Il vento come pazzo il suo petto ha scavato,

e l’Amore, imbevuto di lacrime di neve,

si riscalda in cima agli allevamenti.

Cosa dicono? Un silenzio putrido riposa.

Siamo con un corpo presente che sfuma,

con una forma chiara che ebbe usignoli

e la vediamo riempirsi di buchi senza fondo.

Chi increspa il sudario? Non è vero quel che dice!

Qui nessuno canta, né piange nell’angolo,

né pianta gli speroni né spaventa il serpente:

qui non voglio altro che gli occhi rotondi

per veder questo corpo senza possibile riposo.

Voglio veder qui gli uomini di voce dura.

Quelli che domano cavalli e dominano i fiumi:

gli uomini cui risuona lo scheletro e cantano

con una bocca piena di sole e di rocce.

Qui li voglio vedere. Davanti alla pietra.

Davanti a questo corpo con le redini spezzate.

Voglio che mi mostrino l’uscita

per questo capitano legato dalla morte.

Voglio che mi insegnino un pianto come un fiume

ch’abbia dolci nebbie e profonde rive

per portar via il corpo di Ignazio e che si perda

senza ascoltare il doppio fiato dei tori.

Si perda nell’arena rotonda della luna

che finge, quando è bimba dolente, bestia immobile;

si perda nella notte senza canto dei pesci

e nel bianco spineto del fumo congelato.

Non voglio che gli copran la faccia con fazzoletti

perché s’abitui alla morte che porta.

Vattene, Ignazio. Non sentire il caldo bramito.

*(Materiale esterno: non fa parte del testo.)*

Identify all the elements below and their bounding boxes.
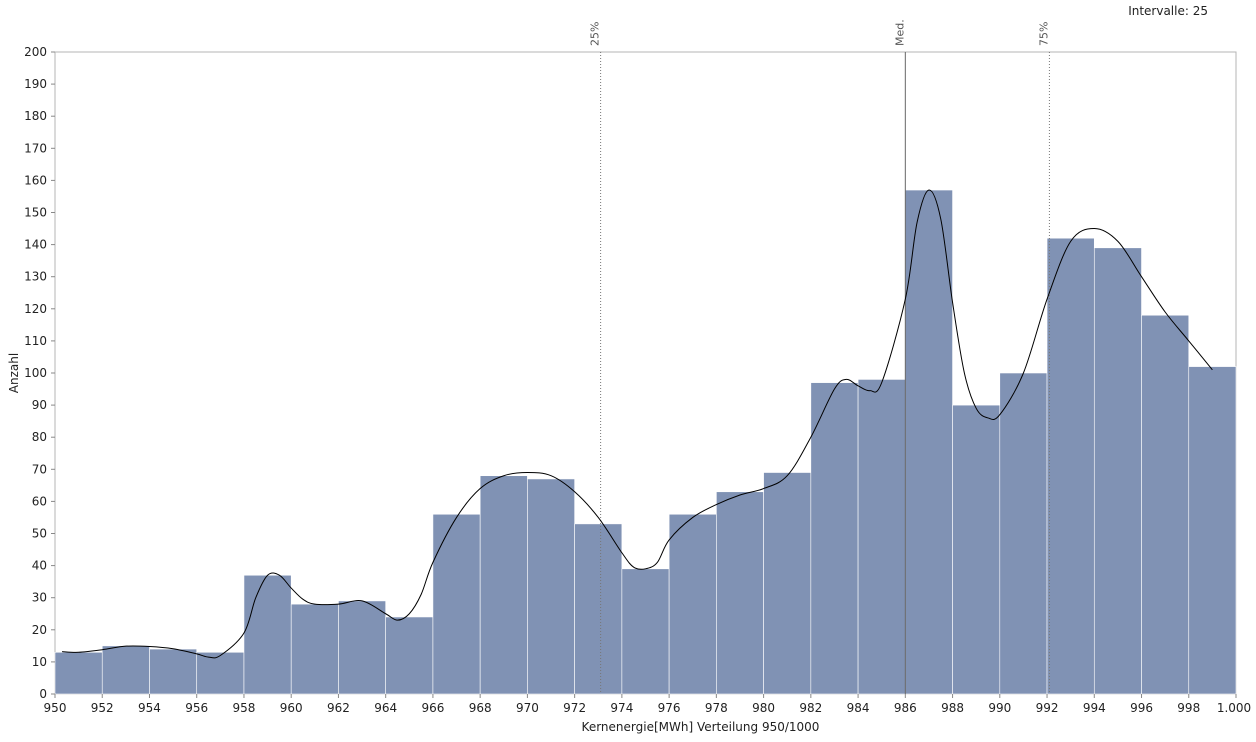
y-tick-label: 100 [24,366,47,380]
x-tick-label: 988 [941,701,964,715]
x-tick-label: 980 [752,701,775,715]
y-tick-label: 110 [24,334,47,348]
x-tick-label: 984 [847,701,870,715]
histogram-bar [905,189,953,695]
y-tick-label: 150 [24,206,47,220]
histogram-bar [290,603,339,695]
y-tick-label: 140 [24,238,47,252]
histogram-bar [716,491,764,695]
bars-group [54,189,1237,695]
x-tick-label: 994 [1083,701,1106,715]
histogram-bar [857,379,906,695]
y-tick-label: 90 [32,398,47,412]
histogram-bar [432,513,481,695]
histogram-bar [1093,247,1142,695]
histogram-bar [1141,314,1190,695]
y-tick-label: 60 [32,494,47,508]
histogram-bar [999,372,1048,695]
histogram-bar [668,513,717,695]
y-tick-label: 30 [32,591,47,605]
x-tick-label: 966 [421,701,444,715]
y-tick-label: 170 [24,141,47,155]
histogram-bar [54,651,103,695]
x-tick-label: 998 [1177,701,1200,715]
y-tick-label: 120 [24,302,47,316]
x-axis-title: Kernenergie[MWh] Verteilung 950/1000 [582,720,820,734]
histogram-bar [149,648,198,695]
histogram-bar [621,568,670,695]
density-curve [62,189,1213,659]
x-tick-label: 996 [1130,701,1153,715]
y-tick-label: 200 [24,45,47,59]
histogram-bar [196,651,245,695]
histogram-bar [763,472,812,695]
y-tick-label: 190 [24,77,47,91]
y-tick-label: 180 [24,109,47,123]
x-tick-label: 950 [44,701,67,715]
x-tick-label: 970 [516,701,539,715]
x-tick-label: 964 [374,701,397,715]
x-tick-label: 990 [988,701,1011,715]
y-tick-label: 160 [24,173,47,187]
x-tick-label: 952 [91,701,114,715]
x-tick-label: 956 [185,701,208,715]
marker-label: 25% [589,22,602,46]
x-tick-label: 982 [799,701,822,715]
marker-label: Med. [893,19,906,46]
x-tick-label: 976 [658,701,681,715]
y-tick-label: 10 [32,655,47,669]
y-tick-label: 40 [32,559,47,573]
x-tick-label: 972 [563,701,586,715]
y-tick-label: 130 [24,270,47,284]
x-tick-label: 974 [610,701,633,715]
x-tick-label: 960 [280,701,303,715]
y-tick-label: 70 [32,462,47,476]
marker-label: 75% [1037,22,1050,46]
y-tick-label: 50 [32,527,47,541]
histogram-bar [1188,366,1237,695]
x-tick-label: 968 [469,701,492,715]
histogram-bar [338,600,386,695]
histogram-bar [101,645,150,695]
x-tick-label: 958 [233,701,256,715]
x-tick-label: 992 [1036,701,1059,715]
histogram-bar [527,478,575,695]
intervals-label: Intervalle: 25 [1128,4,1208,18]
x-tick-label: 986 [894,701,917,715]
y-tick-label: 0 [39,687,47,701]
x-tick-label: 962 [327,701,350,715]
histogram-bar [243,574,292,695]
x-tick-label: 1.000 [1217,701,1251,715]
x-tick-label: 978 [705,701,728,715]
histogram-bar [574,523,623,695]
histogram-bar [1046,237,1095,695]
x-tick-label: 954 [138,701,161,715]
histogram-bar [952,404,1001,695]
y-tick-label: 80 [32,430,47,444]
histogram-bar [810,382,859,695]
histogram-bar [479,475,528,695]
y-axis-title: Anzahl [7,353,21,393]
y-tick-label: 20 [32,623,47,637]
histogram-bar [385,616,434,695]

Dormi, vola, riposa. Muore anche il mare!

4 - Anima assente

Non ti conosce il toro né il fico,

né i cavalli né le formiche di casa tua.

Non ti conosce il bambino né la sera

perché sei morto per sempre.

Non ti conosce il dorso della pietra,

né il raso nero dove ti distruggi.

Non ti conosce il tuo ricordo muto

perché sei morto per sempre.

Verrà l’autunno con conchiglie,

uva di nebbia e monti aggruppati,

ma nessuno vorrà guardare i tuoi occhi

perché sei morto per sempre.

Perché sei morto per sempre,

come tutti i morti della Terra,

come tutti i morti che si scordano

in un mucchio di cani spenti.

Nessuno ti conosce. No. Ma io ti canto.

Canto per dopo il tuo profilo e la tua grazia.

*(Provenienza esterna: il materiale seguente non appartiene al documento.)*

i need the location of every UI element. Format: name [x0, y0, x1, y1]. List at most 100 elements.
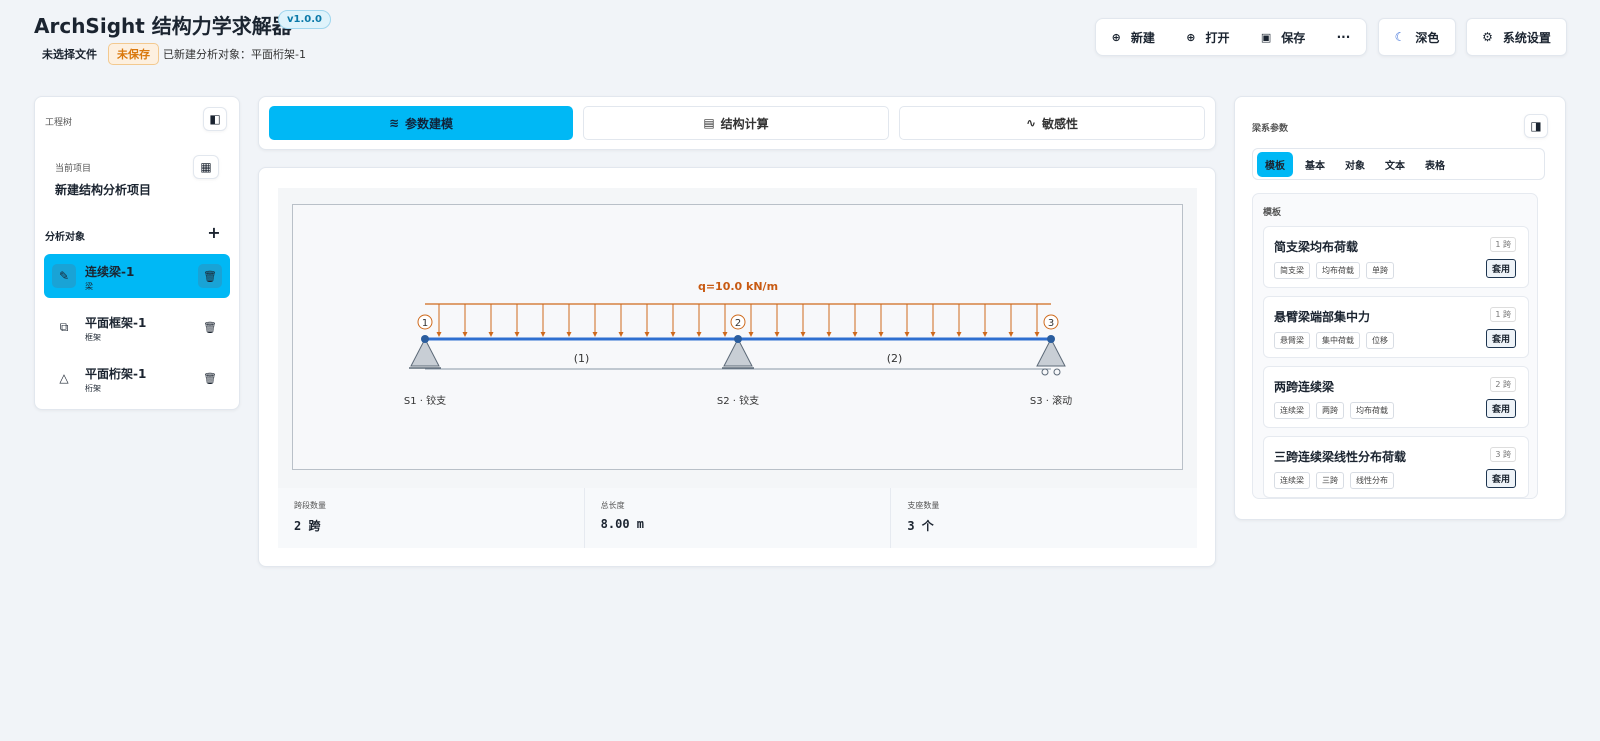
- param-tab[interactable]: 对象: [1345, 160, 1365, 172]
- toolbar-button[interactable]: ⊕ 打开: [1186, 29, 1229, 46]
- add-object[interactable]: +: [207, 222, 221, 242]
- arrow-head: [878, 332, 884, 337]
- support-label: S1 · 铰支: [404, 394, 446, 407]
- project-button[interactable]: ▦: [193, 155, 219, 179]
- arrow-head: [618, 332, 624, 337]
- arrow-head: [1034, 332, 1040, 337]
- delete-button[interactable]: 🗑: [203, 320, 217, 334]
- tab-icon: ∿: [1025, 116, 1037, 130]
- theme-label: 深色: [1415, 30, 1440, 45]
- app-title: ArchSight 结构力学求解器: [34, 14, 292, 38]
- arrow-head: [488, 332, 494, 337]
- param-tab[interactable]: 表格: [1425, 160, 1445, 172]
- load-label: q=10.0 kN/m: [698, 280, 778, 293]
- object-icon: ✎: [52, 264, 76, 288]
- toolbar-button[interactable]: ⊕ 新建: [1112, 29, 1155, 46]
- template-name: 三跨连续梁线性分布荷载: [1274, 450, 1407, 464]
- node-label: 1: [422, 318, 428, 329]
- collapse-button[interactable]: ◧: [203, 107, 227, 131]
- arrow-head: [644, 332, 650, 337]
- template-name: 简支梁均布荷载: [1274, 240, 1359, 254]
- tag: 两跨: [1316, 402, 1344, 419]
- support: [410, 337, 440, 367]
- object-name: 平面框架-1: [85, 316, 147, 330]
- object-item[interactable]: △ 平面桁架-1 桁架 🗑: [44, 356, 230, 400]
- apply-button[interactable]: 套用: [1485, 399, 1516, 418]
- arrow-head: [774, 332, 780, 337]
- tab-label: 结构计算: [720, 116, 769, 131]
- tag-list: 连续梁 两跨 均布荷载: [1274, 398, 1400, 419]
- template-card: 悬臂梁端部集中力 1 跨悬臂梁 集中荷载 位移 套用: [1263, 296, 1529, 358]
- tag: 简支梁: [1274, 262, 1310, 279]
- icon: ▣: [1260, 30, 1272, 44]
- arrow-head: [436, 332, 442, 337]
- roller: [1041, 368, 1049, 376]
- tag-list: 简支梁 均布荷载 单跨: [1274, 258, 1400, 279]
- delete-button[interactable]: 🗑: [198, 264, 222, 288]
- stat-value: 3 个: [907, 519, 934, 533]
- stat: 跨段数量 2 跨: [278, 488, 584, 548]
- tab[interactable]: ▤ 结构计算: [583, 106, 889, 140]
- button-label: 打开: [1205, 30, 1230, 45]
- stat: 总长度 8.00 m: [583, 488, 891, 548]
- node: [734, 335, 742, 343]
- apply-button[interactable]: 套用: [1485, 469, 1516, 488]
- button-label: 新建: [1130, 30, 1155, 45]
- tab[interactable]: ≋ 参数建模: [269, 106, 573, 140]
- arrow-head: [566, 332, 572, 337]
- object-list: ✎ 连续梁-1 梁 🗑 ⧉ 平面框架-1 框架 🗑 △ 平面桁架-1 桁架 🗑: [44, 254, 230, 407]
- tag: 悬臂梁: [1274, 332, 1310, 349]
- toolbar-button[interactable]: ···: [1337, 30, 1351, 44]
- support-label: S2 · 铰支: [717, 394, 759, 407]
- object-name: 平面桁架-1: [85, 367, 147, 381]
- theme-button[interactable]: ☾ 深色: [1378, 18, 1456, 56]
- button-label: ···: [1336, 30, 1351, 44]
- stats-row: 跨段数量 2 跨 总长度 8.00 m 支座数量 3 个: [278, 488, 1197, 548]
- delete-button[interactable]: 🗑: [203, 371, 217, 385]
- object-item[interactable]: ✎ 连续梁-1 梁 🗑: [44, 254, 230, 298]
- support: [1036, 337, 1066, 367]
- objects-label: 分析对象: [45, 232, 85, 243]
- arrow-head: [748, 332, 754, 337]
- arrow-head: [1008, 332, 1014, 337]
- apply-button[interactable]: 套用: [1485, 329, 1516, 348]
- apply-button[interactable]: 套用: [1485, 259, 1516, 278]
- object-item[interactable]: ⧉ 平面框架-1 框架 🗑: [44, 305, 230, 349]
- template-section: 模板 简支梁均布荷载 1 跨简支梁 均布荷载 单跨 套用 悬臂梁端部集中力 1 跨悬臂梁 集中…: [1252, 193, 1538, 499]
- span-label: (1): [574, 352, 590, 365]
- param-tab[interactable]: 基本: [1305, 160, 1325, 172]
- template-card: 简支梁均布荷载 1 跨简支梁 均布荷载 单跨 套用: [1263, 226, 1529, 288]
- model-panel: q=10.0 kN/m (1) (2) 1 S1 · 铰支 2 S2 · 铰支 3 S3 · 滚…: [258, 167, 1216, 567]
- collapse-button[interactable]: ◨: [1524, 114, 1548, 138]
- settings-button[interactable]: ⚙ 系统设置: [1466, 18, 1567, 56]
- tag: 位移: [1366, 332, 1394, 349]
- object-icon: ⧉: [59, 319, 69, 334]
- span-count: 2 跨: [1490, 377, 1516, 392]
- arrow-head: [982, 332, 988, 337]
- param-tab[interactable]: 文本: [1385, 160, 1405, 172]
- node-label: 2: [735, 318, 741, 329]
- span-count: 1 跨: [1490, 237, 1516, 252]
- template-name: 悬臂梁端部集中力: [1274, 310, 1371, 324]
- current-project-label: 当前项目: [55, 164, 92, 174]
- span-label: (2): [887, 352, 903, 365]
- param-tabs: 模板 基本 对象 文本 表格: [1252, 148, 1545, 180]
- status-message: 已新建分析对象：平面桁架-1: [163, 48, 306, 61]
- tab[interactable]: ∿ 敏感性: [899, 106, 1205, 140]
- icon: ⊕: [1111, 30, 1121, 44]
- tab-bar: ≋ 参数建模 ▤ 结构计算 ∿ 敏感性: [258, 96, 1216, 150]
- tab-label: 敏感性: [1042, 116, 1079, 131]
- node-label: 3: [1048, 318, 1054, 329]
- node-badge: [417, 314, 433, 330]
- stat-label: 总长度: [600, 501, 625, 510]
- stat-label: 跨段数量: [294, 501, 326, 510]
- arrow-head: [722, 332, 728, 337]
- toolbar-button[interactable]: ▣ 保存: [1261, 29, 1305, 46]
- tag: 三跨: [1316, 472, 1344, 489]
- object-name: 连续梁-1: [85, 265, 135, 279]
- span-count: 1 跨: [1490, 307, 1516, 322]
- left-panel: 工程树 ◧ 当前项目 新建结构分析项目 ▦ 分析对象 + ✎ 连续梁-1 梁 🗑 ⧉ 平面…: [34, 96, 240, 410]
- param-tab[interactable]: 模板: [1257, 151, 1293, 177]
- template-card: 两跨连续梁 2 跨连续梁 两跨 均布荷载 套用: [1263, 366, 1529, 428]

L’insigne maturità della tua conoscenza.

Il tuo appetito di morte e il gusto della sua bocca.

La tristezza che ebbe la tua coraggiosa allegria.

Tarderà molto a nascere, se nasce,

un andaluso così chiaro, così ricco d’avventura.

Io canto la sua eleganza con parole che gemono

e ricordo una brezza triste negli ulivi.